Not all stock ownership plans are available to every employee however. Some stock compensation schemes are directed only at executive-level staff, often in a bid to attract senior or key business figures to the company.
In addition to company-sponsored schemes, employees are also permitted to purchase stock directly, subject to certain rules and restrictions.
Why Do Companies Give Shares To Employees?
Employers have long recognized the benefit of giving employees a stake in the business they belong to. Share ownership schemes help incentivize employees to hit targets and generate profits for the company, aligning their own interests as stock holders with their performance on a day-to-day basis.
Businesses can also conserve much needed funds by offering stock compensation options to employees instead of upfront cash or wages. Companies such as startups, which are usually cash-poor, often use this approach in the early days of their life-cycle.
Is It Good To Invest In The Company You Work For?
Not only do employers benefit from making it easier for workers to own stock in their companies, but employees benefit enormously too.
Stock options make saving for retirement so much more efficient, and when employees feel that their managers have their best interests at heart, job satisfaction, security and performance are all improved too.
What Is Insider Trading?
Insider trading is what happens when someone considered to be a company insider buys or sells stock in a company.
An insider is defined as anyone privy to valuable, material non-public information pertaining to an organization in question, or someone that owns stock in a company that is equal to or more than 10% of that company’s equity.
Company insiders don’t actually have to work for the company; rather, they simply need to have sufficient knowledge of the non-public information about the company.
Is Insider Trading Illegal?
Trading by insiders is not necessarily illegal. In fact, there are many examples of legal insider trading, such as when employees purchase stock in their own company, or when C-suite executives embark on a share buy-back scheme for their business.
That being said, insider trading is tightly governed through rules set by the SEC, which requires that share transactions are registered and conform to certain standards.
Where insider trading does become illegal, however, is when non-public information is used to inform stock trades by insiders which is intended to result in profit from the knowledge of that information. There is often complicated factual and legal considerations to be made in determining who exactly is an insider, what information is truly non-public, and whether anyone profited wrongly from a trade.
The SEC points out that insider trading is typically characterized by the trading of a security that breaks a fiduciary duty or any other type of relationship which is based on one of trust and confidence.
Certain economists and legal experts believe that all insider trading should be made legal. Some arguments cite the idea that insider trading constitutes a victimless act, while others claim that insider trading should be protected under free speech laws.
Milton Friedman, on the other hand, argues that insider trading actually benefits investors because it delivers new information to market traders, thus making the market more efficient.
The SEC takes illegal insider trading seriously, and makes strident efforts to crack down on its practice. One of the main ways that the SEC attempts to suppress insider trading is by tracking unusual and anomalous trading patterns. The body uses sophisticated analytics tools to determine illegal activity, while also employing the more prosaic method of taking tip-offs from industry insiders concerned about their colleagues’ suspicious behavior.

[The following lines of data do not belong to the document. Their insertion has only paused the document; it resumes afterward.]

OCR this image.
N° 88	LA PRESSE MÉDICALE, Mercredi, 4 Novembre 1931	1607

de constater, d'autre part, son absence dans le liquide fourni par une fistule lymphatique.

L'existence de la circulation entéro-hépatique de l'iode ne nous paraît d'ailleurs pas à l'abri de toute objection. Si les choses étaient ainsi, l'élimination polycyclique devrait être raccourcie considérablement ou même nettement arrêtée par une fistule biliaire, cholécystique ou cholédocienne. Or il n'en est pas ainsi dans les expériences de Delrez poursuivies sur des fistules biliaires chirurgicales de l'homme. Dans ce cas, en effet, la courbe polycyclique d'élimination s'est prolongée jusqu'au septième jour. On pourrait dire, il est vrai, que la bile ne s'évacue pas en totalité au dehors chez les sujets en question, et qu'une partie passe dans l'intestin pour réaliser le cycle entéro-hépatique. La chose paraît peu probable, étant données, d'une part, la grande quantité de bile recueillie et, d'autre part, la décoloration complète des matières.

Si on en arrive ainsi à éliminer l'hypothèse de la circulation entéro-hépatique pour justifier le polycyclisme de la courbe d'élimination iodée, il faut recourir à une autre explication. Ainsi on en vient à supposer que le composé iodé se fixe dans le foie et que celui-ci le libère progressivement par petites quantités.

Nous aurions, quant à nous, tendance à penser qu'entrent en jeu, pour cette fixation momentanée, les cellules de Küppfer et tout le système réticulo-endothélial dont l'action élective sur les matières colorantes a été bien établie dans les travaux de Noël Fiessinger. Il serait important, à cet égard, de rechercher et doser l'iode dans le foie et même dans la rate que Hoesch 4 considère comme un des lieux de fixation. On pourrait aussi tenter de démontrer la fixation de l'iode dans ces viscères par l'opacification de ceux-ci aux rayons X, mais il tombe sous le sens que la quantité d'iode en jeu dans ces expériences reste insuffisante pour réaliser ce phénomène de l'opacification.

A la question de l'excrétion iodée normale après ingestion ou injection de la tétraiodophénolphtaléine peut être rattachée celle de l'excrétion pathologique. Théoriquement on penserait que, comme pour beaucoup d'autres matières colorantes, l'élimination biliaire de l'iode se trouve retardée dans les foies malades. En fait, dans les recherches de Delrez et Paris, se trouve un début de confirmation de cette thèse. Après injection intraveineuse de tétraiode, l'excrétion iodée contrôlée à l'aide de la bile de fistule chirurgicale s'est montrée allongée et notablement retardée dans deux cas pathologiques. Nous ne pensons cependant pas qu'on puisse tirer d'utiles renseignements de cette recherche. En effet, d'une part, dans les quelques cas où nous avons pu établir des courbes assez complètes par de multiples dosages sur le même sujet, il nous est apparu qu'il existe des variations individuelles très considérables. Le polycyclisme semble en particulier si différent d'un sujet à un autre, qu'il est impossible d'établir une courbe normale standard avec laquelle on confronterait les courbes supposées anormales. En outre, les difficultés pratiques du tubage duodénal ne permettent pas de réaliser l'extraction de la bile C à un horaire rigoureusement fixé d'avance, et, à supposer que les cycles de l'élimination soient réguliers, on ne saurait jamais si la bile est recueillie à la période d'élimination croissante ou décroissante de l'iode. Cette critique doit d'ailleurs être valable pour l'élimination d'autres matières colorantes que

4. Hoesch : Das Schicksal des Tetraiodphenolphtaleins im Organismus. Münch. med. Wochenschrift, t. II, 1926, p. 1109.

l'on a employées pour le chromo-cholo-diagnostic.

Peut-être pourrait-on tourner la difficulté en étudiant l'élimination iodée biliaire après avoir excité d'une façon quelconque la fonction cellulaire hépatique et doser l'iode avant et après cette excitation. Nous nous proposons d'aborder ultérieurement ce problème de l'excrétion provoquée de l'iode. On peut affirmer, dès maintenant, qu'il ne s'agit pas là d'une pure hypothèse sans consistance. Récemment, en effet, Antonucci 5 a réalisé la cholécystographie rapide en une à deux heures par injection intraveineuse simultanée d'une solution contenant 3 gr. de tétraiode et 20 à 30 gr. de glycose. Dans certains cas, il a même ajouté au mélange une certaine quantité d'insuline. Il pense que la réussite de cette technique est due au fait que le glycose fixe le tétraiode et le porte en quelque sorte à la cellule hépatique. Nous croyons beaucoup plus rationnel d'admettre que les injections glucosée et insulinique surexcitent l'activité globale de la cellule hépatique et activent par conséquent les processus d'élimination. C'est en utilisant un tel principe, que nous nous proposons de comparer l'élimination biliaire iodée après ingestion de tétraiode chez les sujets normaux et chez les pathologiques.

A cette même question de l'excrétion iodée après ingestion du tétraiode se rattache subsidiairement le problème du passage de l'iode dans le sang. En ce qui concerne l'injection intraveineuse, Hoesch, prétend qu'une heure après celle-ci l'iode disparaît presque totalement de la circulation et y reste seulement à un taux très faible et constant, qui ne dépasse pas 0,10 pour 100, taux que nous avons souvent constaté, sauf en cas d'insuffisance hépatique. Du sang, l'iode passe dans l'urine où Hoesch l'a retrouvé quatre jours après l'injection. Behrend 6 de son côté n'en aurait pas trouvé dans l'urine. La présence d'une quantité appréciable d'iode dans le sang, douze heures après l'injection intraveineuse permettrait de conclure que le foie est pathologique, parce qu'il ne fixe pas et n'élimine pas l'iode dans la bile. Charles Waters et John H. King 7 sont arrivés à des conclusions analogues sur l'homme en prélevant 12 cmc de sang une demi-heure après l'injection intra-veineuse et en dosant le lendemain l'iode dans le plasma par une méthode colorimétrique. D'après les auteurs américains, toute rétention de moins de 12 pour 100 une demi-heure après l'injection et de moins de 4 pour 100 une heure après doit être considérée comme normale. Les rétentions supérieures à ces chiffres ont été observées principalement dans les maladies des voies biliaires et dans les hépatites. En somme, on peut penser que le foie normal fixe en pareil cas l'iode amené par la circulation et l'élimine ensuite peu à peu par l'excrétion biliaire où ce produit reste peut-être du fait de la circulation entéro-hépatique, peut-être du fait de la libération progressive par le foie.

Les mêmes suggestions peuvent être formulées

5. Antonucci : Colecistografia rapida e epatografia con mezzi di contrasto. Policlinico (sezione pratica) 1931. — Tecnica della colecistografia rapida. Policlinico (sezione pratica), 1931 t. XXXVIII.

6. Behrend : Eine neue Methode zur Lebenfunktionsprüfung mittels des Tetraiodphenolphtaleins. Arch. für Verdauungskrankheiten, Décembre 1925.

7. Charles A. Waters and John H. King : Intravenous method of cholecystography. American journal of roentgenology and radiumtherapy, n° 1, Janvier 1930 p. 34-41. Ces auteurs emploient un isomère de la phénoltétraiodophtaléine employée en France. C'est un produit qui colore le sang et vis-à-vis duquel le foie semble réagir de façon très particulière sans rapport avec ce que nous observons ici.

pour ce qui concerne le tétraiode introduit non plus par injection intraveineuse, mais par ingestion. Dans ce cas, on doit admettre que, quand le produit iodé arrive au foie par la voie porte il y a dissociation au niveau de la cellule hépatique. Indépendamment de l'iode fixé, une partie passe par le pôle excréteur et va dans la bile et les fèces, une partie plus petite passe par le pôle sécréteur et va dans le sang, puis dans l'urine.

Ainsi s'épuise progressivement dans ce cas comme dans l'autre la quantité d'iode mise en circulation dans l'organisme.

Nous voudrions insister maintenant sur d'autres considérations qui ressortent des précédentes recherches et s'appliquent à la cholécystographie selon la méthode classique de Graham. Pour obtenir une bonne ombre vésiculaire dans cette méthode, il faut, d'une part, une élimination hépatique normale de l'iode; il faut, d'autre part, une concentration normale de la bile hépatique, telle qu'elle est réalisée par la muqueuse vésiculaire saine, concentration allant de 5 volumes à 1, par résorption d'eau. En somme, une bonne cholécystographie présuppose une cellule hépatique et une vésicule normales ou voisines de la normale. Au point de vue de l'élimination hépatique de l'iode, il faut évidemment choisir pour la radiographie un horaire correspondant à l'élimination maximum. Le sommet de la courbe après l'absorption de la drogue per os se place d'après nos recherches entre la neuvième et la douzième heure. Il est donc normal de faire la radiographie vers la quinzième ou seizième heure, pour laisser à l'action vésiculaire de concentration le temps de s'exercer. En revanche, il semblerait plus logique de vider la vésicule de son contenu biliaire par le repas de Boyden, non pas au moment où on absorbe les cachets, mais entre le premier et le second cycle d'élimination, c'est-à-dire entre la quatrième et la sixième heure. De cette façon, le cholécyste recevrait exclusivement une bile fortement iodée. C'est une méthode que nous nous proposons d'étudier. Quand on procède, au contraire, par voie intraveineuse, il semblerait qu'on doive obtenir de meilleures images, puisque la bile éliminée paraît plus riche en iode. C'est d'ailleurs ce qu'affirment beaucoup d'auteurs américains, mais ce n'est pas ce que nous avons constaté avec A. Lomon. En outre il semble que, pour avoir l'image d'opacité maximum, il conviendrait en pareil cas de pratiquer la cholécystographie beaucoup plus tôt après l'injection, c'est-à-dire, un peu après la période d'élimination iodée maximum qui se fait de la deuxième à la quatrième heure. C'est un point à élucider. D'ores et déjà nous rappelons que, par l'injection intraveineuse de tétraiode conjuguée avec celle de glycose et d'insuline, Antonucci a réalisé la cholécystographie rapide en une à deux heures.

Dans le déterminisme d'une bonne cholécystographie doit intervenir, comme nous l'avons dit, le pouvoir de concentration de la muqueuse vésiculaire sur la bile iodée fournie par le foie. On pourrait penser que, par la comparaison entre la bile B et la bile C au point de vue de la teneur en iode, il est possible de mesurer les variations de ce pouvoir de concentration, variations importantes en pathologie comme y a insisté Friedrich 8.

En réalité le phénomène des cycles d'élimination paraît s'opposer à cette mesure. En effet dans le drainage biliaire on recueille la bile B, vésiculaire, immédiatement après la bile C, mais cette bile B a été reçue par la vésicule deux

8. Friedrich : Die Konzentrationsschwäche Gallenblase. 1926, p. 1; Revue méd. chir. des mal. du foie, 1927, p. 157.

Can I Invest In A Private Company I Work For?
It’s typically much easier for an individual to invest in a publicly traded company than it is a privately held one, but there are certainly opportunities, and many good reasons, to invest in a business when it’s still at the private stage of its development.
However, there are significant risks and barriers to entry for an employee wishing to invest in the private business they work for.
To begin with, there is a certain set of criteria that must be met for individuals to become private investors, including lofty wealth requirements needed to become an “accredited” or “sophisticated” investor. Furthermore, SEC rules mandate that accredited investors must also hold various professional qualifications and industry experience before they can begin investing in private companies.
But if these standards are met, investing in private companies can be a very rewarding occupation. And while considered more risky, private enterprises often deliver a higher rate of return on investment when the company is successful, with investors normally able to secure more preferential investment terms than they would with an investment in a public company.
Can I Invest In My Own Company?
Company owners can, and often do, invest money into their own enterprise projects, most especially during times of hardship for their business, or at the outset of a company-building process when outside funding is hard to come by.
However, there are many rules governing how this is done – some depending on how the business is incorporated in law, and some depending on what kind of investment is being made.
For instance, if a company owner is operating a partnership or limited liability company, and wants to inject funds into their business by way of a loan, this would entail adhering to a different set of rules than if the business was a corporation and the funds were delivered through stock acquisition instead.
Can A CEO Buy Stock In His Own Company?
So long as the regulations surrounding illegal insider trading are not broken, a CEO could definitely buy stock in his own company.
In fact, monitoring the selling and buying of shares by company insiders is a tried-and-true way of gauging the health and investment prospects of a business.